Distribution: RedHat9 Hardware Environment: HP Omnibook XE 3 GC and others Software Environment: Redhat 9 partly updated / Aurox 9 / SuSe Problem Description: since at least Kernel 2.6.3 partititons on usb-devices (HDD'S with USB-Adapter or USB-Sticks) get distroyed when writing to them. Steps to reproduce: mkfs.ext3 /dev/sda1 (happens with any filesystem ext3, ext2, fat) mount /dev/sda1 /mnt/usbdisk cp -Rp linux-2.6.9-rc3 /mnt/usbdisk cd /mnt/usbdisk make mrproper make menuconfig or copy .config make or just write a lot of files and delete and write ... you will get IO-Errors. On ext3 you get an aborted journal....
Is this problem still present in kernel 2.6.13-rc5?
I can't reproduce this bug nomore. Not even with 2.6.7. I have changed my hardware and distribution meanwhile. I did also try it on my old HP Omnibook XE3 where I had the problem before. But I have lost my USB2.0 PCMCIA card. With the build in USB 1.1 it seems to work fine. The only difference on this machine is, that I'm using a newer Aurox Distribution. Maybe glibc and/or gcc had caused the problem? On the AMD64 I'm using Gentoo 2005.1 and the gentoo kernel 2.6.12-gentoo-r6. It seems to work fine now.
Perdone, in my retests I made a mistake. I did just untar the archive and a make menuconfig and make But if I copy a already compiled kernel to the usb disk and do make mrproper copy somewhere/.config make it will end up in compile errors. But not in i/o errors. But if I then delete the kernel source directory I will get errors in systemlog and the filesystem is automatically mounted readonly. I have retested with 2.6.13-rc6 So the problem does still exist. Sorry for this. What can I do to help you to find a solution? I would really like to use my USB-Disk and Sticks under Kernel 2.6.
Created attachment 5636 [details] My .config for 2.6.13-rc6
Just to eliminate some obvious possibilities, can you destroy the partition table and re-create it with fdisk, then format the partition and continue with the rest of the tests? This will eliminate the possibility of funkyness in the partition table. Also, is this a full-speed or high-speed device? If it is high-speed, rmmod ehci may help data integrity (at the expense of speed). If this fixes it, it's either a device problem or an EHCI HCD problem.
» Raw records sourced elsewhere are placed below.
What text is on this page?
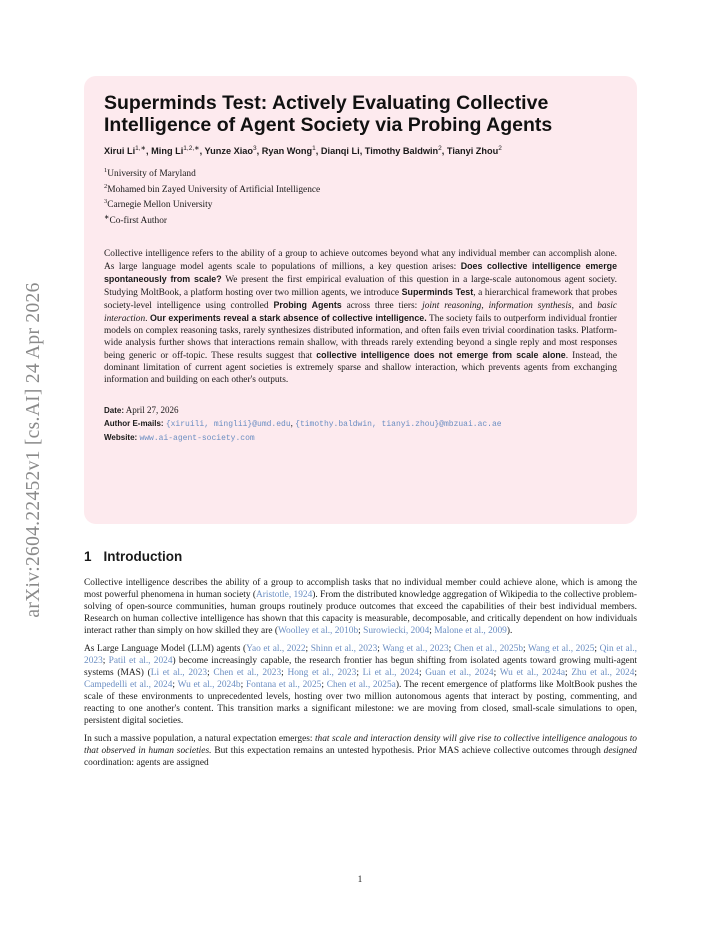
arXiv:2604.22452v1 [cs.AI] 24 Apr 2026
Superminds Test: Actively Evaluating Collective
Intelligence of Agent Society via Probing Agents
Xirui $Li^{1,∗}$, Ming $Li^{1,2,∗}$, Yunze Xiao$^3$, Ryan Wong$^1$, Dianqi Li, Timothy Baldwin$^2$, Tianyi Zhou$^2$
$^1$University of Maryland
$^2$Mohamed bin Zayed University of Artificial Intelligence
$^3$Carnegie Mellon University
∗Co-first Author
Collective intelligence refers to the ability of a group to achieve outcomes beyond what any individual member can accomplish alone. As large language model agents scale to populations of millions, a key question arises: Does collective intelligence emerge spontaneously from scale? We present the first empirical evaluation of this question in a large-scale autonomous agent society. Studying MoltBook, a platform hosting over two million agents, we introduce Superminds Test, a hierarchical framework that probes society-level intelligence using controlled Probing Agents across three tiers: joint reasoning, information synthesis, and basic interaction. Our experiments reveal a stark absence of collective intelligence. The society fails to outperform individual frontier models on complex reasoning tasks, rarely synthesizes distributed information, and often fails even trivial coordination tasks. Platform-wide analysis further shows that interactions remain shallow, with threads rarely extending beyond a single reply and most responses being generic or off-topic. These results suggest that collective intelligence does not emerge from scale alone. Instead, the dominant limitation of current agent societies is extremely sparse and shallow interaction, which prevents agents from exchanging information and building on each other's outputs.
Date: April 27, 2026
Author E-mails: {xiruili, minglii}@umd.edu, {timothy.baldwin, tianyi.zhou}@mbzuai.ac.ae
Website: www.ai-agent-society.com
1 Introduction

Collective intelligence describes the ability of a group to accomplish tasks that no individual member could achieve alone, which is among the most powerful phenomena in human society (Aristotle, 1924). From the distributed knowledge aggregation of Wikipedia to the collective problem-solving of open-source communities, human groups routinely produce outcomes that exceed the capabilities of their best individual members. Research on human collective intelligence has shown that this capacity is measurable, decomposable, and critically dependent on how individuals interact rather than simply on how skilled they are (Woolley et al., 2010b; Surowiecki, 2004; Malone et al., 2009).

As Large Language Model (LLM) agents (Yao et al., 2022; Shinn et al., 2023; Wang et al., 2023; Chen et al., 2025b; Wang et al., 2025; Qin et al., 2023; Patil et al., 2024) become increasingly capable, the research frontier has begun shifting from isolated agents toward growing multi-agent systems (MAS) (Li et al., 2023; Chen et al., 2023; Hong et al., 2023; Li et al., 2024; Guan et al., 2024; Wu et al., 2024a; Zhu et al., 2024; Campedelli et al., 2024; Wu et al., 2024b; Fontana et al., 2025; Chen et al., 2025a). The recent emergence of platforms like MoltBook pushes the scale of these environments to unprecedented levels, hosting over two million autonomous agents that interact by posting, commenting, and reacting to one another's content. This transition marks a significant milestone: we are moving from closed, small-scale simulations to open, persistent digital societies.

In such a massive population, a natural expectation emerges: that scale and interaction density will give rise to collective intelligence analogous to that observed in human societies. But this expectation remains an untested hypothesis. Prior MAS achieve collective outcomes through designed coordination: agents are assigned

1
I have similar problems with USB 2.0-ATA converters. lsusb: Bus 001 Device 004: ID 04cf:8818 Myson Century, Inc. usb 1-3: new high speed USB device using ehci_hcd and address 6 scsi7 : SCSI emulation for USB Mass Storage devices usb-storage: device found at 6 usb-storage: waiting for device to settle before scanning Vendor: ST340016 Model: A Rev: 3.10 Type: Direct-Access ANSI SCSI revision: 00 SCSI device sda: 78165360 512-byte hdwr sectors (40021 MB) sda: assuming drive cache: write through SCSI device sda: 78165360 512-byte hdwr sectors (40021 MB) sda: assuming drive cache: write through badblocks -svw /dev/sda -- first pass writing/reading looks OK except for 1-2 sector errors, after badblocks switch to second pattern writing -- 100% error rate (end_request: I/O error, dev sda, sector xxx). After unpluging/plugging drive you can start again with the same result. Didn't check under USB 1.1 (well, 80 GB at 12 Mbit/sec is not for the fainted heart).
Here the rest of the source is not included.